Since the first drones were used in Afghanistan several years ago, I’ve been told that they would never be used in the United States. I told everyone who said this, they were wrong. First, they were used on the US-Mexican border. Then, they were tested in Houston. Now, they’re coming to the Miami-Dade police department in another case of what we see in war zones end up being used against citizens.
Miami-Dade is blazing new territory for civilian law enforcement agencies. Cops in Houston have tested UAVs, and a sheriff’s office in Colorado has a drone to look for stranded hikers. But no one has deployed a drone in a large metro area.
What’s not clear is how cops will sort out the raft of thorny privacy questions hovering around plans for using this powerful, new eye in the sky.
“At this point, it doesn’t really matter if you’re against this technology, because it’s coming,” says P. W. Singer, author of Wired for War and an expert on drones. “The precedent that is set in Miami could be huge.”
What is clear, is that the police really do not care about the privacy issues. They see the drones as a means to do their job and they don’t care whose rights are trampled on in the process.

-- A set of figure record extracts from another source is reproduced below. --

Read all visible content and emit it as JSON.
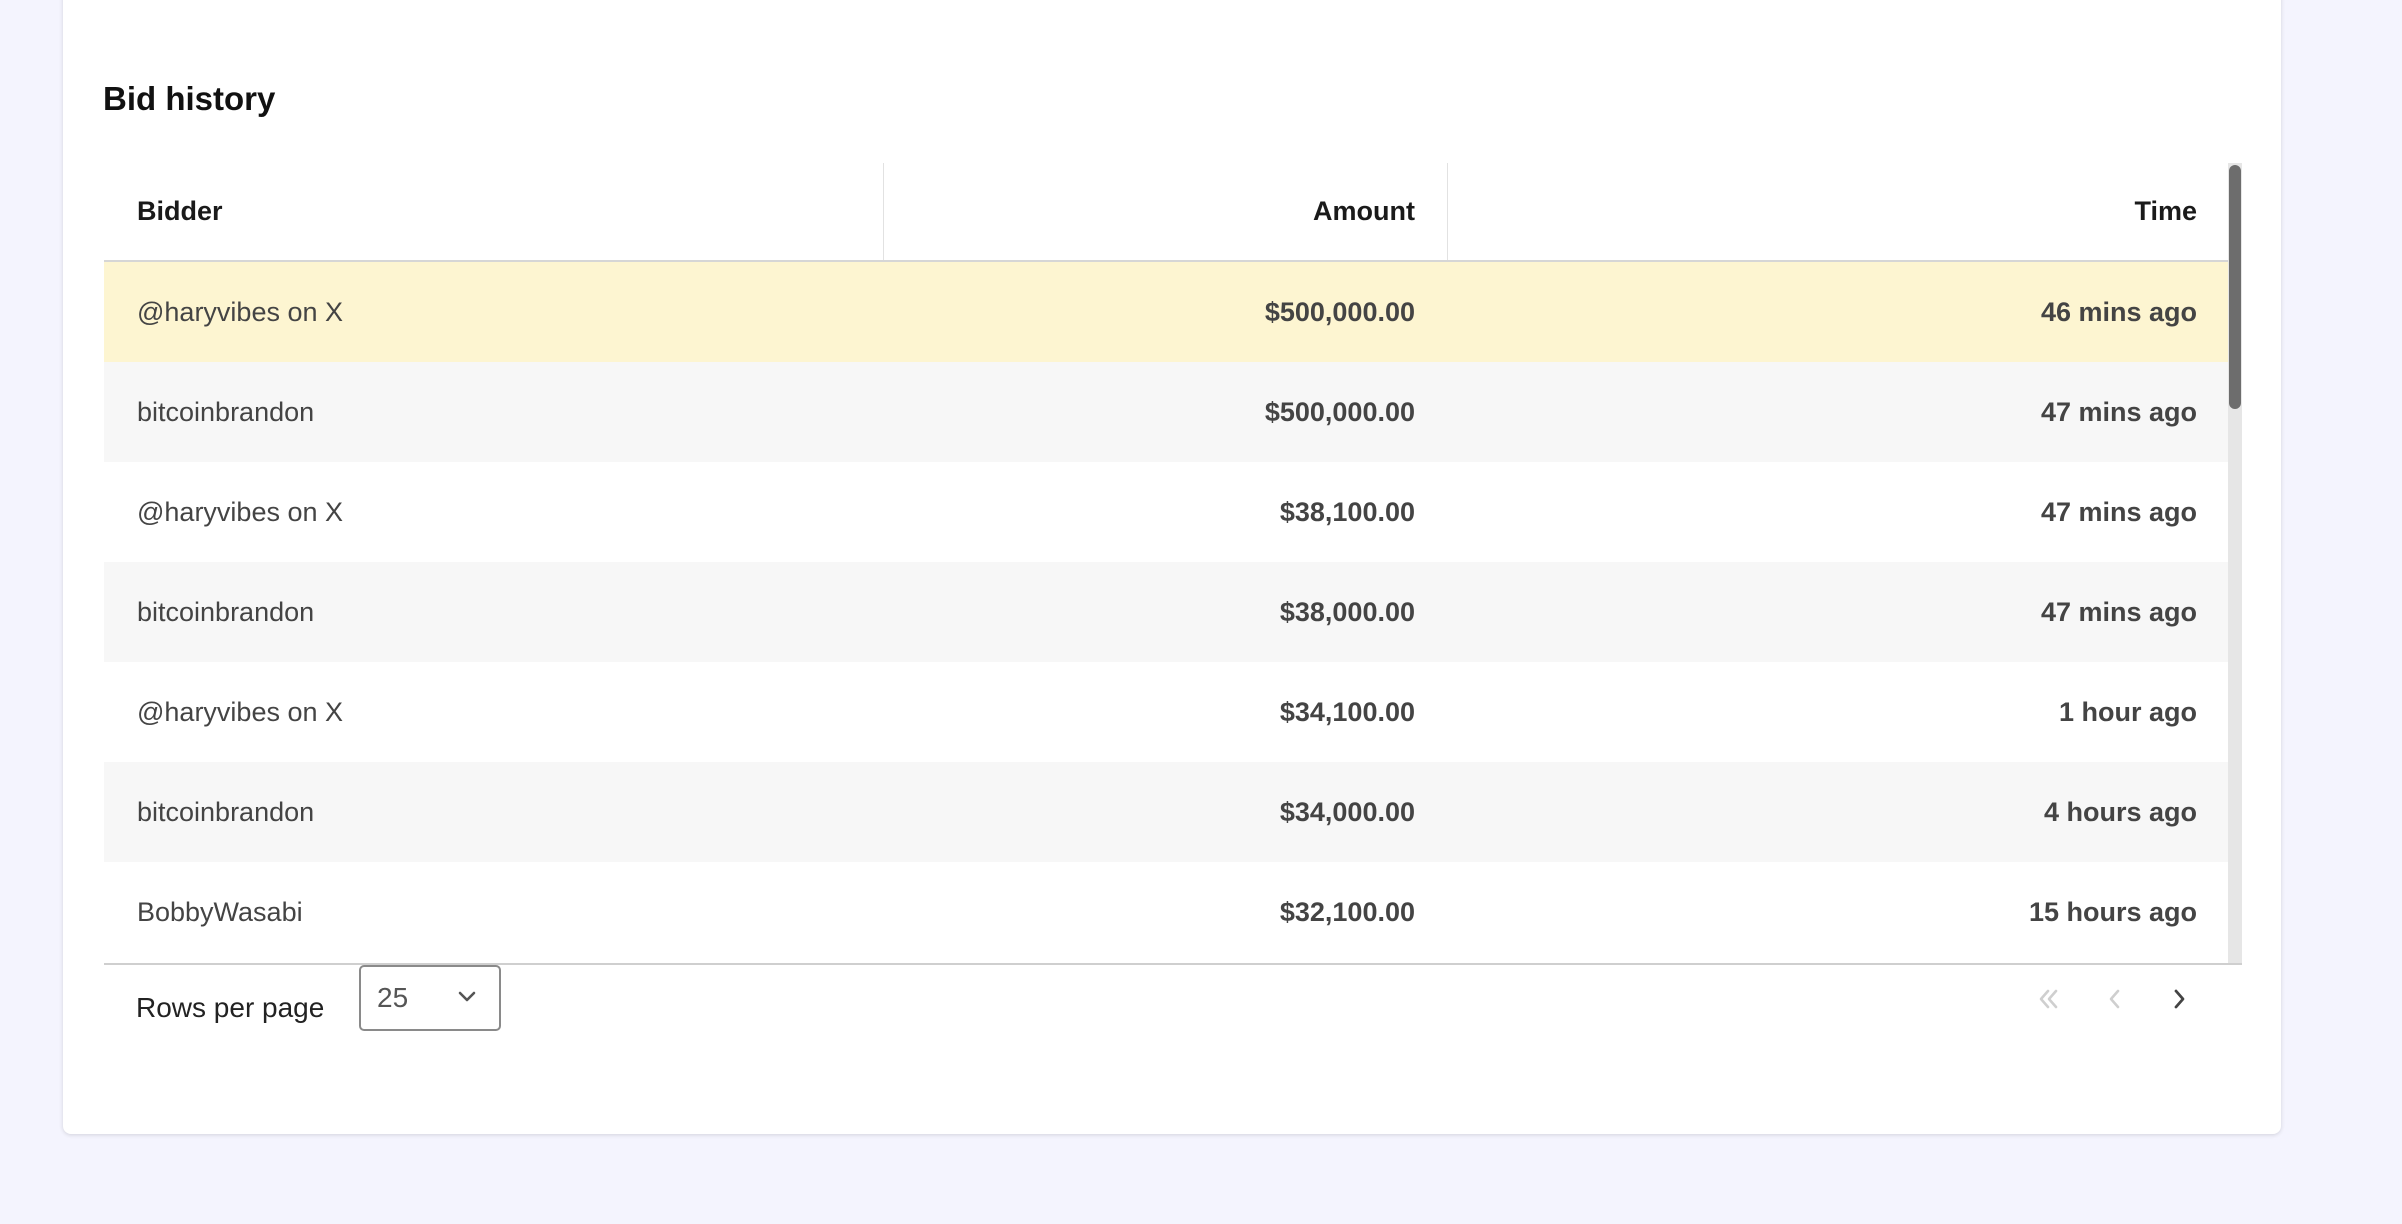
{
  "section": {
    "title": "Bid history"
  },
  "table": {
    "columns": [
      "Bidder",
      "Amount",
      "Time"
    ],
    "rows": [
      {
        "bidder": "@haryvibes on X",
        "amount": "$500,000.00",
        "time": "46 mins ago"
      },
      {
        "bidder": "bitcoinbrandon",
        "amount": "$500,000.00",
        "time": "47 mins ago"
      },
      {
        "bidder": "@haryvibes on X",
        "amount": "$38,100.00",
        "time": "47 mins ago"
      },
      {
        "bidder": "bitcoinbrandon",
        "amount": "$38,000.00",
        "time": "47 mins ago"
      },
      {
        "bidder": "@haryvibes on X",
        "amount": "$34,100.00",
        "time": "1 hour ago"
      },
      {
        "bidder": "bitcoinbrandon",
        "amount": "$34,000.00",
        "time": "4 hours ago"
      },
      {
        "bidder": "BobbyWasabi",
        "amount": "$32,100.00",
        "time": "15 hours ago"
      }
    ],
    "highlight_color": "#fdf5d1"
  },
  "pagination": {
    "rows_per_page_label": "Rows per page",
    "rows_per_page_value": "25",
    "icons": [
      "first-page-icon",
      "previous-page-icon",
      "next-page-icon"
    ]
  }
}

MDPD is keeping the details of its deal with Honeywell quiet. The department didn’t respond to Riptide’s Freedom of Information Act request about the contract, but sources confirm the drone purchased is Honeywell’s T-Hawk.

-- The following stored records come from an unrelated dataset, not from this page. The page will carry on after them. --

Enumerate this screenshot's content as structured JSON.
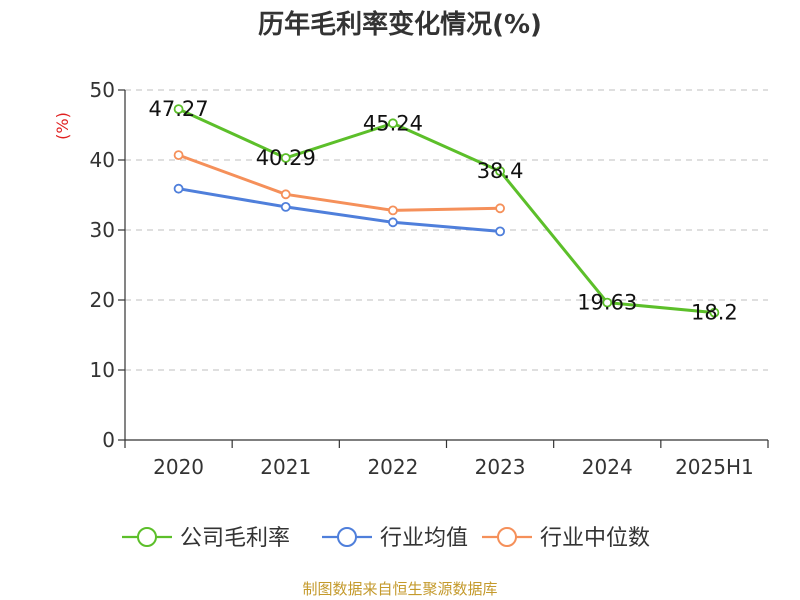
{
  "chart_data": {
    "type": "line",
    "title": "历年毛利率变化情况(%)",
    "ylabel": "(%)",
    "xlabel": "",
    "categories": [
      "2020",
      "2021",
      "2022",
      "2023",
      "2024",
      "2025H1"
    ],
    "ylim": [
      0,
      50
    ],
    "yticks": [
      0,
      10,
      20,
      30,
      40,
      50
    ],
    "grid": true,
    "legend_position": "bottom",
    "series": [
      {
        "name": "公司毛利率",
        "color": "#5cbf2a",
        "values": [
          47.27,
          40.29,
          45.24,
          38.4,
          19.63,
          18.2
        ],
        "labels": [
          "47.27",
          "40.29",
          "45.24",
          "38.4",
          "19.63",
          "18.2"
        ]
      },
      {
        "name": "行业均值",
        "color": "#4f7fdb",
        "values": [
          35.9,
          33.3,
          31.1,
          29.8,
          null,
          null
        ]
      },
      {
        "name": "行业中位数",
        "color": "#f5905a",
        "values": [
          40.7,
          35.1,
          32.8,
          33.1,
          null,
          null
        ]
      }
    ]
  },
  "colors": {
    "axis": "#333333",
    "grid": "#cccccc",
    "unit_label": "#e02020",
    "source": "#c49a2c"
  },
  "source": "制图数据来自恒生聚源数据库"
}
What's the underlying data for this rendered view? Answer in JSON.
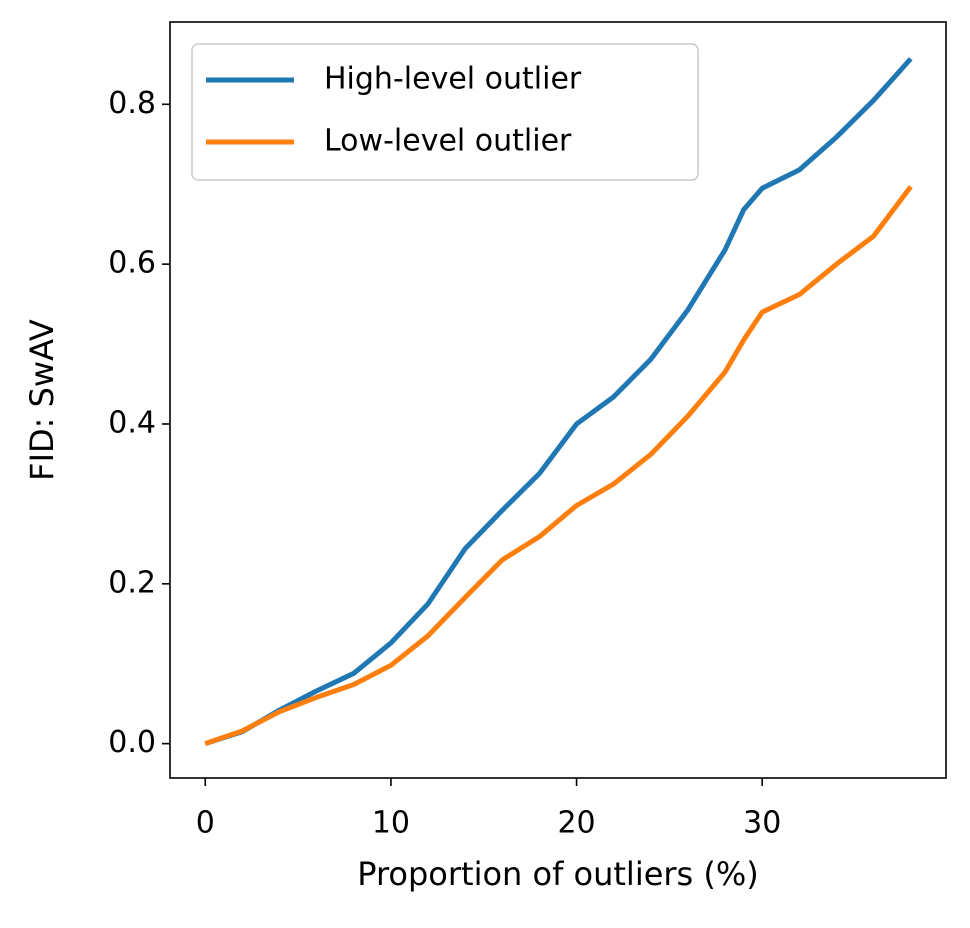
{
  "chart_data": {
    "type": "line",
    "x_label": "Proportion of outliers (%)",
    "y_label": "FID: SwAV",
    "x": [
      0,
      2,
      4,
      6,
      8,
      10,
      12,
      14,
      16,
      18,
      20,
      22,
      24,
      26,
      28,
      29,
      30,
      32,
      34,
      36,
      38
    ],
    "series": [
      {
        "name": "High-level outlier",
        "color": "#1f77b4",
        "values": [
          0,
          0.015,
          0.042,
          0.066,
          0.088,
          0.126,
          0.175,
          0.244,
          0.292,
          0.338,
          0.4,
          0.434,
          0.481,
          0.543,
          0.618,
          0.668,
          0.695,
          0.718,
          0.759,
          0.805,
          0.857
        ]
      },
      {
        "name": "Low-level outlier",
        "color": "#ff7f0e",
        "values": [
          0,
          0.016,
          0.04,
          0.058,
          0.074,
          0.098,
          0.135,
          0.183,
          0.23,
          0.259,
          0.298,
          0.325,
          0.362,
          0.41,
          0.465,
          0.505,
          0.54,
          0.562,
          0.6,
          0.635,
          0.697
        ]
      }
    ],
    "xlim": [
      -1.9,
      39.9
    ],
    "ylim": [
      -0.043,
      0.903
    ],
    "xticks": [
      0,
      10,
      20,
      30
    ],
    "yticks": [
      {
        "value": 0,
        "label": "0.0"
      },
      0.2,
      0.4,
      0.6,
      0.8
    ],
    "legend": "upper left",
    "grid": false
  }
}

“All the legal and political and ethical… complications and questions we have to figure out are enormous,” Singer says. “What seemed like science fiction just a few years ago is becoming reality.”
Of course they do not want to respond. They don’t want to speak to the media or the public and they certainly do not want to be held accountable for their actions. The public outcry will just be a complication to them.
We’ve seen their use in the United Kingdom and Venezuela’s airships, why are we accepting these invasions of privacy as something normal in our lives? Given the fact that drones can see through walls, how safe are American citizens going to feel once these become widespread? We need to force local, state, and federal law enforcement agencies to be accountable. We cannot let drones become commonplace in our lives and accept invasions of privacy as normal. I, for one, enjoy the privacy I have at home and do not wish to have drones surveilling my every move.